Based on data from 2006, the researchers, the CDC says, found that the costs of excessive drinking were primarily due to losses in workplace productivity, health care expenses, criminal justice expenses, motor vehicle crash costs, and property damage.

The CDC indicates that the costs to the economy are mainly due to binge drinking, which they define as “consuming five or more drinks on an occasion for men or four or more drinks on an occasion for women.” According to the CDC, binge drinking “was responsible for more than 70 percent of excessive alcohol use related costs in all states and D.C.”

Dr. Tom Frieden, CDC Director, said:

Excessive alcohol use has devastating impacts on individuals, families, communities, and the economy. In addition to injury, illness, disease, and death, it costs our society billions of dollars through reduced work productivity, increased criminal justice expenses, and higher healthcare costs. Effective prevention programs can support people in making wise choices about drinking alcohol.

The press release goes on to say that the study’s researchers actually believe that their findings are “underestimated because it did not consider a number of other costs, such as those due to pain and suffering by the excessive drinker or others who were affected by the drinking.”

Dr. Robert D. Brewer, Alcohol Program Lead at CDC and one of the authors of the study, said, “It is striking to see most of the costs of excessive drinking in states and D.C. are due to binge drinking, which is reported by about 18 percent of U.S. adults.”

“Fortunately, the Community Guide includes a number of effective strategies that states and localities can use to prevent binge drinking and the costs related to it,” Brewer said.

Perusing the Community Guide, one can find the “effective strategies” recommended by CDC’s Brewer for dealing with excessive alcohol consumption in the U.S. Among them are increasing alcohol taxes, limiting alcohol outlet density through licensure and zoning regulations, and maintaining limits on days of sale and hours of sale.

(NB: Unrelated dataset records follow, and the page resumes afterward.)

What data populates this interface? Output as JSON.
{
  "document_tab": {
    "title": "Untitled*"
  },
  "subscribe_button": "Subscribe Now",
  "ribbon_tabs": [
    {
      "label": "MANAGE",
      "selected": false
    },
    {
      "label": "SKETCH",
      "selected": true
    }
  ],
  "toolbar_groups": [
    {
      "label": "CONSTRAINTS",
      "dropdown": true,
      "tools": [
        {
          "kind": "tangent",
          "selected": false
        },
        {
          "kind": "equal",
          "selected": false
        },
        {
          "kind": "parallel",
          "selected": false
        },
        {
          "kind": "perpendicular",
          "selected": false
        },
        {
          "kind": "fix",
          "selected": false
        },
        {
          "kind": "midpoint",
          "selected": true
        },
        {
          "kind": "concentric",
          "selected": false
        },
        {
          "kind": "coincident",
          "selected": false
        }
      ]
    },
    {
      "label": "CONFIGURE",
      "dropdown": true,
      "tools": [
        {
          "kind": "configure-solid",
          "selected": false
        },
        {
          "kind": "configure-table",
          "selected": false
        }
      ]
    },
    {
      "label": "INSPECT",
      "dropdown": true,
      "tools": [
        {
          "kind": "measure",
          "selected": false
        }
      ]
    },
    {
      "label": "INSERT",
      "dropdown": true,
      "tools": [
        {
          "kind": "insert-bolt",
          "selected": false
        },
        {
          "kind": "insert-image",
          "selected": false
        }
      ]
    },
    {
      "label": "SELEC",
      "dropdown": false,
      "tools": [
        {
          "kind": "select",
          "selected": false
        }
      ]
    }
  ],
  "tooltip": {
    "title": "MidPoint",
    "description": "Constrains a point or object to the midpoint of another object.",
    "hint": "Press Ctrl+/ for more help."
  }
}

In addition, the Community Guide recommends against the privatization of retail alcohol sales.

The Community Guide, according to its website, is a collection of all reviews, recommendations, and other findings of the Community Preventive Services Task Force, “an independent, nonfederal, unpaid panel of public health and prevention experts that provides evidence-based findings and recommendations about community preventive services, programs, and policies to improve health.”

The stated purpose of the Task Force is to make “recommendations… to help inform the decision making of federal, state, and local health departments, other government agencies, communities, healthcare providers, employers, schools and research organizations.” The CDC Director appoints the 15 members of the Task Force.

The Task Force’s website states that, while it is “independent,” “CDC provides ongoing administrative, research, and technical support for this task force,” and its “systematic reviews” of pertinent scientific literature are overseen “by scientists and subject matter experts” from the CDC “in collaboration with a wide range of government, academic, policy, and practice-based partners.”

One question is how are recommendations to raise excise taxes on alcohol, limit its sale, and lobby against the privatization of alcohol retail sales being made “independently” based on a study authored by Brewer, an employee of the CDC, i.e., the federal government, that is also supported by members of a Task Force who are appointed by the CDC Director? The conflicts of interest seem pretty stark.

Second, how have these recommendations themselves been shown to be effective deterrents of excessive alcohol consumption?

Excessive alcohol use can certainly be problematic, but methods such as alcohol screenings and targeted interventions for those who are truly problem drinkers have already been shown to be effective, rather than big-government policies, the intent of which are to control the behavior of American citizens at large.

Based on the CDC recommendations, will the United States soon be seeing prohibitionist policies once again?